Enfermagem mostra nas ruas que quer ser valorizada

Em tom de protesto e reivindicações a saúde foi às

IMG-20130711-WA0006Em tom de protesto e reivindicações a saúde foi às ruas de Manaus, na última quinta-feira, 11, para levantar bandeiras e faixas em prol de melhorias e investimento por parte do poder público do Estado do Amazonas. As questões gerais debatidas em assembleia e expostas no protesto foram: Veto Presidencial do Ato Médico (Já houve o veto presidencial); CPI na Saúde; Precarização do Serviço de Saúde; Piso e Isonomia Salarial; Jornada de Trabalho 20h; Concurso Público e Dimensionamento de Pessoal. Pautas específicas da enfermagem: jornada de trabalho de 20h estadual e piso salarial fixo.

A concentração da passeata aconteceu na Praça do Congresso e reuniu centenas de pessoas que lutam pela valorização do profissional da saúde. A enfermeira e professora da Universidade Estadual do Amazonas (UEA), Flávia Roberta, participou do movimento e ressaltou que a saúde deve se unir para melhoria da população. “O movimento busca melhorias e condições de trabalho não só para os trabalhadores dessa categoria, mas qualidade de vida para saúde da população”, ressaltou Flávia.

A manifestante enfermeira Dauzira Pimentel, reivindicou seus direitos como trabalhadora da saúde e destacou a importância da enfermagem sair em protesto e lutar pelos seus direitos: “A enfermagem tem que saber a força que tem, pois somos profissionais que estamos 24h nos hospitais prestando assistência às pessoas, precisamos ser valorizados”, disse Pimentel.

Os profissionais da enfermagem contaram com apoio e força do movimento estudantil. Gabriela Cativo, estudante de enfermagem da Universidade Federal do Amazonas (UFAM), preocupada com melhorias de sua futura profissão, colocou sua bandeira nas costas e carregou uma faixa de protesto e salientou que à luta é da saúde, mas pela melhoria na assistência da população. “Esse movimento é o marco, pois é a saúde lutando por uma causa, e, eu como estudante, estou aqui para lutar por nossas reivindicações”, reforçou a acadêmica de enfermagem.
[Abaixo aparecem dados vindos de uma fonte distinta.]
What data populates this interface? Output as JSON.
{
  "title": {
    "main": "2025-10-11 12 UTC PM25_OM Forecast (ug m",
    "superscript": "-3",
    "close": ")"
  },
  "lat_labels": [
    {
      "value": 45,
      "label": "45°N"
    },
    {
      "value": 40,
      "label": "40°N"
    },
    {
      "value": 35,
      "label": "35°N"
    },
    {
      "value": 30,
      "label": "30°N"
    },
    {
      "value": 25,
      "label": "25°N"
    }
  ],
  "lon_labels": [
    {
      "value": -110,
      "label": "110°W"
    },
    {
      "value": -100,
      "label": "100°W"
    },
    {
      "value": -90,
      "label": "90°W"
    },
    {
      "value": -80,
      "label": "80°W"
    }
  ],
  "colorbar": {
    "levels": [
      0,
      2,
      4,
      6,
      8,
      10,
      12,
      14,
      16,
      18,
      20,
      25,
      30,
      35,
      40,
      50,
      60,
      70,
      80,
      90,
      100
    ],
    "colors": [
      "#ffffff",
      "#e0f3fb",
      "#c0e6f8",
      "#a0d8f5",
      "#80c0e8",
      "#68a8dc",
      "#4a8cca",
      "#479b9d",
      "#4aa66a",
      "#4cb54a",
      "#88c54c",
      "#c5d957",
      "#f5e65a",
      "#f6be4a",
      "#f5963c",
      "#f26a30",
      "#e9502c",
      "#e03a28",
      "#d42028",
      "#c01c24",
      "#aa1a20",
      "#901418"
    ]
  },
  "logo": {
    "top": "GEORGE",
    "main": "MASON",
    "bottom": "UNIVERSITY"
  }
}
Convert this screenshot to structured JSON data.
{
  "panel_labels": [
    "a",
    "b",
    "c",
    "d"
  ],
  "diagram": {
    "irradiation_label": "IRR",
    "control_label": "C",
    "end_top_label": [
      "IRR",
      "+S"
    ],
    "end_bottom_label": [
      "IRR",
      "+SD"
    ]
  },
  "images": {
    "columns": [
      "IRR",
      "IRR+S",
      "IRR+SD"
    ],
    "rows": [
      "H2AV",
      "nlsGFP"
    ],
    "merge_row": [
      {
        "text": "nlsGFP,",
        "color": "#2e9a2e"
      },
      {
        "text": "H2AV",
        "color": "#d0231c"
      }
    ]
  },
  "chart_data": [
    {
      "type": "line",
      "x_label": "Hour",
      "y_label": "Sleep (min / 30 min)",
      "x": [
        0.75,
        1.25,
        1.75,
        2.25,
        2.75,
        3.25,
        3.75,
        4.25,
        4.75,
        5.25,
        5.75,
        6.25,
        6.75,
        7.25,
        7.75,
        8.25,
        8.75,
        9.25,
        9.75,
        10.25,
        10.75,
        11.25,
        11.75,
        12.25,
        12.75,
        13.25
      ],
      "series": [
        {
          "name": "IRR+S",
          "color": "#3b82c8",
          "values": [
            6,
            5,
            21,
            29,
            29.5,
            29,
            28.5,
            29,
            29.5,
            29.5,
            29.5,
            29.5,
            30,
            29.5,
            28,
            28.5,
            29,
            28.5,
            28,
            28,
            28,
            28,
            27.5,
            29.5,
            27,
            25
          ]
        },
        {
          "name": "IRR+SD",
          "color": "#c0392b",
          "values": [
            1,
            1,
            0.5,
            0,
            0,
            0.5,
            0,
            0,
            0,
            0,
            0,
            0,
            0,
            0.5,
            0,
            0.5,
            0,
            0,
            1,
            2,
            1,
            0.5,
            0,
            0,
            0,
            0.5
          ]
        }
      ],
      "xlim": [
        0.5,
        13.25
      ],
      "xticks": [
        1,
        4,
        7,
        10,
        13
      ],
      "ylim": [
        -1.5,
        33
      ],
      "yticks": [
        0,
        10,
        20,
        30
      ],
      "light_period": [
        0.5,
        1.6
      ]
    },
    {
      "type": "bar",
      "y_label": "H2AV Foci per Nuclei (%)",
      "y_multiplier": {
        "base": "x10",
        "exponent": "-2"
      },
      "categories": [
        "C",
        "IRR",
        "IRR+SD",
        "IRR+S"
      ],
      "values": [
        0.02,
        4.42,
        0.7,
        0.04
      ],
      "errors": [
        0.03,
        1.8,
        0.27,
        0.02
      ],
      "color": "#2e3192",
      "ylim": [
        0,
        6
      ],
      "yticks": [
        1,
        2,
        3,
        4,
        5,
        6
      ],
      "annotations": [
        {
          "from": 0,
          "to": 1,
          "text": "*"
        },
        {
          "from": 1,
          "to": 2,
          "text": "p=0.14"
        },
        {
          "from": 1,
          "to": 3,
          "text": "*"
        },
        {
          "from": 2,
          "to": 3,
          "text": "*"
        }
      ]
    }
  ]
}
Todo o movimento, desde as realizações de assembleias e reuniões, contou com a participação e apoio do Conselho Regional de Enfermagem do Amazonas (Coren-AM). Nas ruas, conselheiros abraçaram a causa assim como o presidente do Conselho, David Lopes, e falou que a enfermagem luta pela valorização profissional; contra a precarização de serviços e é favorável a condições melhores de trabalho. “Não estamos exigindo nada que nós não tenhamos direitos, só queremos ser vistos com profissionais dignos pelo Estado, Município e Federação”, finalizou Lopes.